With many in the business world saying that the worst of the financial downturn could be over before the end of the coming holiday season, it just might be the perfect time to launch a new pro football league.
So today, myself and a small, but experienced group of football journalists, along with several executives involved with the UFL came together for their first New York-based press conference at the Cornell Club in Midtown Manhattan. Commissioner Michael Huyghue opened the media meet and greet with about six or so minutes of information commentary, after which he turned it over to the New York franchise's head coach, Ted Cottrell.
Don't let Cotrell's calm, business-like demeanor fool you. This man is excited to finally have a shot as a head coach, something it looked like he would never get in the NFL, even with 24 years of experience as a position coach and defensive coordinator.
To say that he got a raw deal in his last two stops (with San Deigo & the N.Y. Jets) would be an understatement. He warmed up the crowd almost instantly with "Only in New York would a head coach get a round of applause before he's coached a game."

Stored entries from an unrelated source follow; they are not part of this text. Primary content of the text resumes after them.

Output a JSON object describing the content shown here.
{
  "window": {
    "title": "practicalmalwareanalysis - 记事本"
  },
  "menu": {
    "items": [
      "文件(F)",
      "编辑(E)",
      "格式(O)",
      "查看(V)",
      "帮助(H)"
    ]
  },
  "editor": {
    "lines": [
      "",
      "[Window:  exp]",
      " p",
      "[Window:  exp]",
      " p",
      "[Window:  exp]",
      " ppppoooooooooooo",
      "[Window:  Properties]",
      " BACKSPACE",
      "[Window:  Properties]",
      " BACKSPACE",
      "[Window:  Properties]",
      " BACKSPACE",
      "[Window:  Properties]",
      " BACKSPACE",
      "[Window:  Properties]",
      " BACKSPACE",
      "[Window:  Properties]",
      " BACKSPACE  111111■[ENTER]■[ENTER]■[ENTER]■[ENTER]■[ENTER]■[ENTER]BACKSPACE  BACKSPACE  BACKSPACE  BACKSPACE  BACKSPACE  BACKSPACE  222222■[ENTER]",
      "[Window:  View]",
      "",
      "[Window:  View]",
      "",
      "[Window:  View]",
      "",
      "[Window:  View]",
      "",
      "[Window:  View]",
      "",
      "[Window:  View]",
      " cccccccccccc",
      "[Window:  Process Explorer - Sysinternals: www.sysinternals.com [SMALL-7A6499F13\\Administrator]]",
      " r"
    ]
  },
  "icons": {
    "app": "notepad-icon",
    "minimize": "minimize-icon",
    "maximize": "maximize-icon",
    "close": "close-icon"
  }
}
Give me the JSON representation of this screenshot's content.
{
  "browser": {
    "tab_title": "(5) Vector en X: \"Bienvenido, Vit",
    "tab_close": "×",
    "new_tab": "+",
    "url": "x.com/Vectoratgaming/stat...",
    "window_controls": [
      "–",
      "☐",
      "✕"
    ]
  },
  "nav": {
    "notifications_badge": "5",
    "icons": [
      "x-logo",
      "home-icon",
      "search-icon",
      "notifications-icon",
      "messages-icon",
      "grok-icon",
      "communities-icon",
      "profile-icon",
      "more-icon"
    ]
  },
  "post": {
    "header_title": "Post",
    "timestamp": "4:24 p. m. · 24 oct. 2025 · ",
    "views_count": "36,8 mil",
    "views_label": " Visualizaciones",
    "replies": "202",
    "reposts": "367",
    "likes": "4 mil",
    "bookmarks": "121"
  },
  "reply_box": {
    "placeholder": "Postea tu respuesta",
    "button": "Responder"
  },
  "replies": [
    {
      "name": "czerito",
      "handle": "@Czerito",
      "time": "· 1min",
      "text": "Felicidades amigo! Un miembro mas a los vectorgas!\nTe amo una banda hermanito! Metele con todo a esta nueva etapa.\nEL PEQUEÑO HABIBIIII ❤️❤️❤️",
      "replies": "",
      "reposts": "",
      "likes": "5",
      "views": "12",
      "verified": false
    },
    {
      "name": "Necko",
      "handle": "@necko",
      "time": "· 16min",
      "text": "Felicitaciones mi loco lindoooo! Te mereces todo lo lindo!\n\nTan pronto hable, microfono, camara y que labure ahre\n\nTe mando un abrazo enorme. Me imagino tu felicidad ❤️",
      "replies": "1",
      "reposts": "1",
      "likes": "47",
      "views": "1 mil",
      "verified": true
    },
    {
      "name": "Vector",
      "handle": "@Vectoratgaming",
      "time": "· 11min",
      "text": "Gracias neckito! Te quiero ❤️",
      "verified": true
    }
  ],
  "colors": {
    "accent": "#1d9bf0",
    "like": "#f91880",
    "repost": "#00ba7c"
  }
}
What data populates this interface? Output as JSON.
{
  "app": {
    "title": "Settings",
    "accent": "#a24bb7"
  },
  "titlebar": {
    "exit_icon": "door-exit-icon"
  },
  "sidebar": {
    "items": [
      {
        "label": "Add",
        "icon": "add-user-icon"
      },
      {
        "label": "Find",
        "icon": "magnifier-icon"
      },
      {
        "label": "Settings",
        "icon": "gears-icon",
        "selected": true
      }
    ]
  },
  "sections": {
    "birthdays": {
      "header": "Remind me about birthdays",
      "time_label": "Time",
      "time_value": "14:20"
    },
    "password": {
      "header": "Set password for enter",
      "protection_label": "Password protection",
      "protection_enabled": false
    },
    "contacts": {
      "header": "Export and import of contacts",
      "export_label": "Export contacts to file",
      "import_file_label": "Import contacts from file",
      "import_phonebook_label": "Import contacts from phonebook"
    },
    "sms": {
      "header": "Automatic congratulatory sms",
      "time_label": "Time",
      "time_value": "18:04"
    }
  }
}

He stated that he was truly honored to be in this position.
"If you ask me what kind of team we will have in New York, it will be the kind of team that gives you it's all on the field today.

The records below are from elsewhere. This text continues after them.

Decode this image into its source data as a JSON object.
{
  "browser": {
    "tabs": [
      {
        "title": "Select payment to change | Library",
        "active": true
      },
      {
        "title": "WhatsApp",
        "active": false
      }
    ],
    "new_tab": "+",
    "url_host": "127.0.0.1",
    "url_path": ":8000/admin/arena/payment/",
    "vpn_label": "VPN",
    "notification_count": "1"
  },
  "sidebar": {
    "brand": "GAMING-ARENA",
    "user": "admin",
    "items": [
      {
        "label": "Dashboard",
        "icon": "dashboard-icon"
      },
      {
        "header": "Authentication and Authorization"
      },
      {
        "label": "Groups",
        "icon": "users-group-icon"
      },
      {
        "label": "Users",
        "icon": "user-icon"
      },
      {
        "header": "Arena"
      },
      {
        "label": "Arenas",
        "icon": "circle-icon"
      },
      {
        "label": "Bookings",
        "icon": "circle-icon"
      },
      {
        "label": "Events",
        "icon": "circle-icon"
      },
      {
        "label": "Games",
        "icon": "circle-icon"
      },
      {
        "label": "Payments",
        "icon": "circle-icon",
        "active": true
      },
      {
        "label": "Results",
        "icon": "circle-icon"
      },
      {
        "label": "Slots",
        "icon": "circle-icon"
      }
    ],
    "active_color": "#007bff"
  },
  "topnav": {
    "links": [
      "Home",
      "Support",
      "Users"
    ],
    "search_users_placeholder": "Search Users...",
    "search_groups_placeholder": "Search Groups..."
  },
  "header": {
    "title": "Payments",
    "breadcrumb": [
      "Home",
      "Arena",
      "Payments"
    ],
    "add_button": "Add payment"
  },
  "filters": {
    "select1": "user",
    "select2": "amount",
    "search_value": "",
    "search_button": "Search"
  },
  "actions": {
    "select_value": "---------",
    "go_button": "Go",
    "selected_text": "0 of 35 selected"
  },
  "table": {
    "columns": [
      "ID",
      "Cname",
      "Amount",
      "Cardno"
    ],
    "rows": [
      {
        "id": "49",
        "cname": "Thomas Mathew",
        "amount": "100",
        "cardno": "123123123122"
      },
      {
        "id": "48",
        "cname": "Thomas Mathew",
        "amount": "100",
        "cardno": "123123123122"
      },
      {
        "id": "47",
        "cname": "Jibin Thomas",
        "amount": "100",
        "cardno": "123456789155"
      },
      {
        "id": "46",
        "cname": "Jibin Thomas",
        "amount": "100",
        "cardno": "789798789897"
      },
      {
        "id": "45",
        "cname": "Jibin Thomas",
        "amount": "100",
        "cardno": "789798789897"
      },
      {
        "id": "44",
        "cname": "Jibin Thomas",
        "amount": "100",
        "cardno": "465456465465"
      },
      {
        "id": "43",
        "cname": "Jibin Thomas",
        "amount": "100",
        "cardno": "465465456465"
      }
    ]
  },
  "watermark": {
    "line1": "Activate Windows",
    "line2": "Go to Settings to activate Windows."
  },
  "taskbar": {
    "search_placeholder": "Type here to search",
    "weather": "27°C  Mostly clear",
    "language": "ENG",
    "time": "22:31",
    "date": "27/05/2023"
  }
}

"I expect to see players playing hard from start to finish. That's what I expect"
Later he told a smaller group of media, "We are trying to watch the age of the veteran players we bring in, with the concern that players get worn down"
On Being in N.Y.: "Aside from this being the team I was assigned, I love it here. I was here for three years with the Jets, and as an assistant with Rutgers for nine years, plus I worked in the NFL offices for a year."

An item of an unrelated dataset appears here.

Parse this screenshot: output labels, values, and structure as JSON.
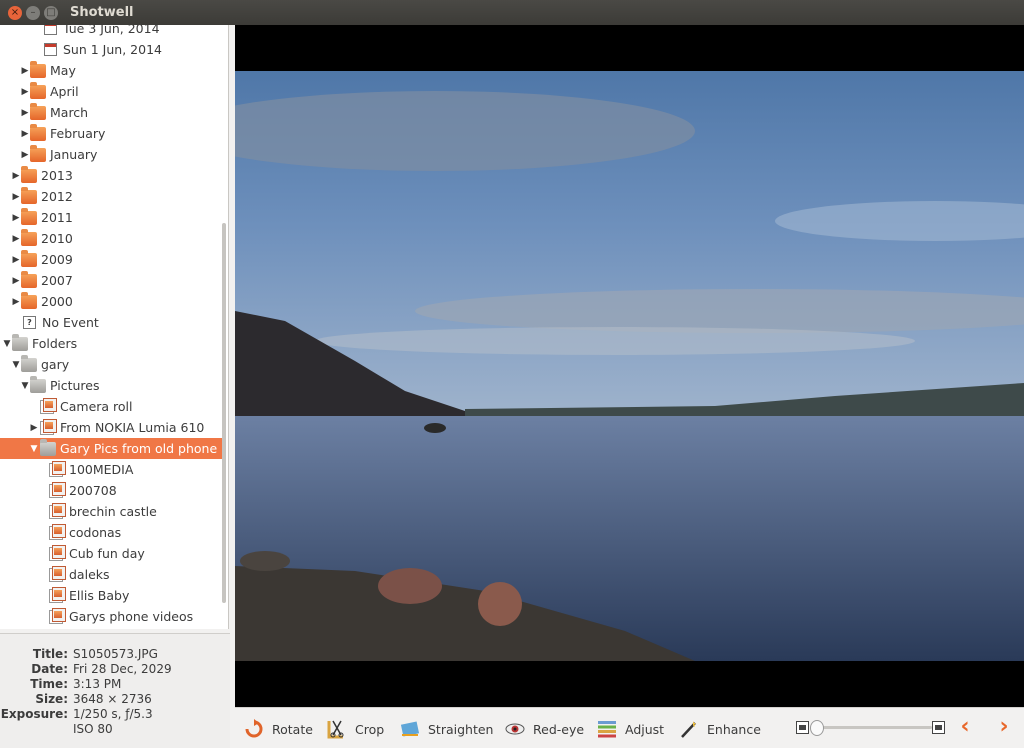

On Being a 3-4 defensive guru and innovator: "Well, this year we will run the 4-3, based on the fact that we want to change things up a bit."
On his assistants: "I had to find a group of guys I could trust, guys i knew well. With the exception of one coach, everyone on this staff has worked with me before."
On His Offensive coordinator: "Wes Chandler" ( that's good enough for me!)
Chandler played 11 seasons in the NFL and was a big part in the 1981 "Epic in Miami" playoff game (6-106-1TD on a 56-yard punt return). His Coaching career includes stops in NFL Europe, in the NFL with Dallas, and most recently with Cleveland.
We also heard from the N.Y. franchise Owner Bill Mayer, the founder of Park Avenue Equity. Probably the most interesting thing Mayer let drop is that he was a former N.Y. Jets season ticket holder, and that after a few years of traveling to New Jersey for games, he was just plain fed up.
"This team will play somewhere east of the east river," he said. Hmmmm...do the math. The new facility at Citi Field would be perfect, but it's playing surface is just not set up for football. That leaves...hmmm...that college in Hempstead, N.Y., where the Jets used to hold their training camp and practices. We think Hofstra would be a great place, but we will have to wait for a formal announcement.
Final Notes: Every good sports endeavor needs a good P.R. person, and the UFL has a very good one in Rachel Gary. She was fantastic today, and so far in every contact this reporter has had with her. It was also my pleasure to meet and report today with fellow examiner Andy Kossak, who is the National Pro Football examiner.